I really do not want to turn this blog into a nuclear deterrence theory blog. Not that I don't find the topic interesting - I love it! I had the immense privilege to study force planning with Bob Haffa (Col, USAF), one of the sharpest officers I ever met (I still recommend his short but extremely well written book "Rational Methods, Prudent Choices: Planning U.S. Forces"), and ever since I have loved this topic. But, frankly, I think that right now we all have more important fish to fry and I don't want to spend any more time debunking media myths about a US nuclear attack on Russia. So I will end with something which will probably not endear me to a lot of folks (what else is new?).
I also happen to think that most US officers, especially the real professional, are decent people who love their country and who even if they are objectively serving the AngloZionist Empire, hope that their service will also benefit their country. I cannot imagine that enough of them would agree to go along with a lunacy like starting a nuclear war with Russia, not if that means that their families, friends, hometowns and country will go up in radioactive flames. Call me naive if you want, but I don't see that happening. It is one thing to (reluctantly) go alone the stupid imperial wars in Iraq of Afghanistan, quite another to take the risk of seeing your loved ones turned into dust or slowly die in horrible conditions. Again, I know how evil the AngloZionist Empire is, but I cannot forget that the many US officers I met were honorable and fundamentally decent men (I am talking about the armed forces here, not the freaks in Langley).
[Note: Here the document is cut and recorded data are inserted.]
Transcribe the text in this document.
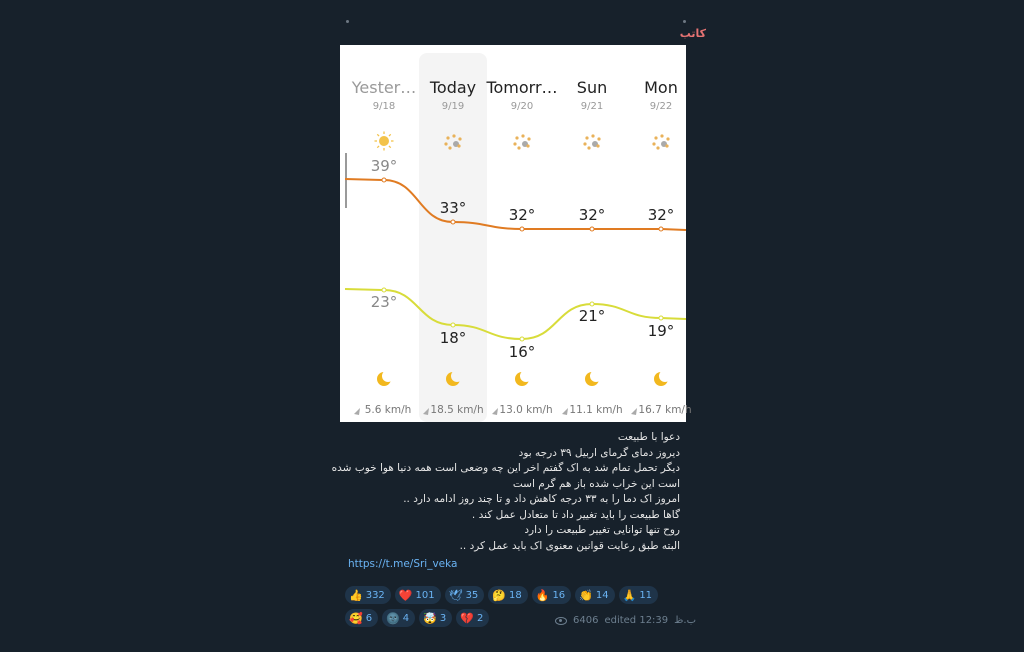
کاتب
Yester…
9/18
5.6 km/h
Today
9/19
18.5 km/h
Tomorr…
9/20
13.0 km/h
Sun
9/21
11.1 km/h
Mon
9/22
16.7 km/h
39°
23°
33°
18°
32°
16°
32°
21°
32°
19°
دعوا با طبیعت
دیروز دمای گرمای اربیل ۳۹ درجه بود
دیگر تحمل تمام شد به اک گفتم اخر این چه وضعی است همه دنیا هوا خوب شده
است این خراب شده باز هم گرم است
امروز اک دما را به ۳۳ درجه کاهش داد و تا چند روز ادامه دارد ..
گاها طبیعت را باید تغییر داد تا متعادل عمل کند .
روح تنها توانایی تغییر طبیعت را دارد
البته طبق رعایت قوانین معنوی اک باید عمل کرد ..
https://t.me/Sri_veka
👍 332 ❤️ 101 🕊 35 🤔 18 🔥 16 👏 14 🙏 11
🥰 6 🌚 4 🤯 3 💔 2	6406 edited 12:39 ب.ظ
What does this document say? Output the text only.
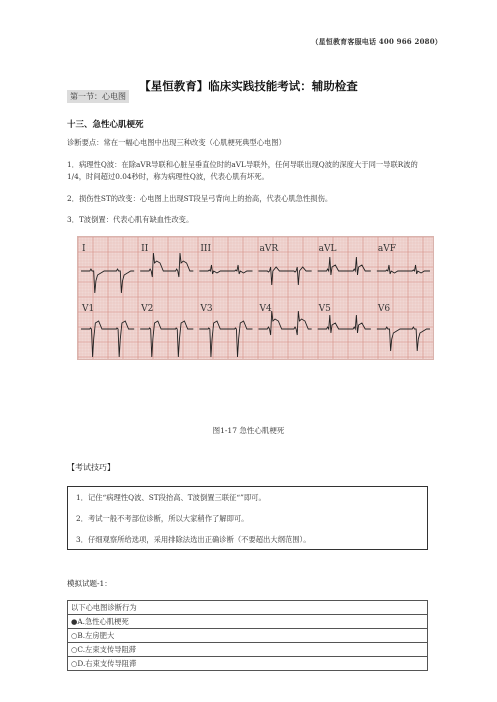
（星恒教育客服电话 400 966 2080）
【星恒教育】临床实践技能考试：辅助检查
第一节：心电图
十三、急性心肌梗死
诊断要点：常在一幅心电图中出现三种改变（心肌梗死典型心电图）
1．病理性Q波：在除aVR导联和心脏呈垂直位时的aVL导联外，任何导联出现Q波的深度大于同一导联R波的1/4，时间超过0.04秒时，称为病理性Q波，代表心肌有坏死。
2．损伤性ST的改变：心电图上出现ST段呈弓背向上的抬高，代表心肌急性损伤。
3．T波倒置：代表心肌有缺血性改变。
I	II	III	aVR	aVL	aVF
V1	V2	V3	V4	V5	V6
图1-17 急性心肌梗死
【考试技巧】
1．记住“病理性Q波、ST段抬高、T波倒置三联征“”即可。
2．考试一般不考部位诊断，所以大家稍作了解即可。
3．仔细观察所给选项，采用排除法选出正确诊断（不要超出大纲范围）。
模拟试题-1：
以下心电图诊断行为
●A.急性心肌梗死
○B.左房肥大
○C.左束支传导阻滞
○D.右束支传导阻滞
Anyway, that is my last post on this topic. I hope that I have contributed to reassure at least some of those who were sincerely worried about a possible nuclear war. To those, like myself, who are compulsive pessimistic "worst-casers" I can "offer" this: there still is one thinkable scenario for a nuclear war - a conventional war which one sides begins to lose so badly that it feels compelled to use nukes as a last way to avoid a total defeat. So NOT a deliberate nuclear war, but a failed conventional war which slowly creeps into a nuclear one (first tactical, then strategic). We have plenty of credible models of escalation and no credible ones (that I am aware of) for de-escalation. That is the problem. Which is why I consider even a conventional war between the two superpowers as total folly to be avoided at all cost. But screw-ups and miscalculations do happen - history is full of them. That is what sometimes keeps me up at night. And I sure hope that the scum in the White House will not end up stumbling into a hot war with Russia. Lord have mercy!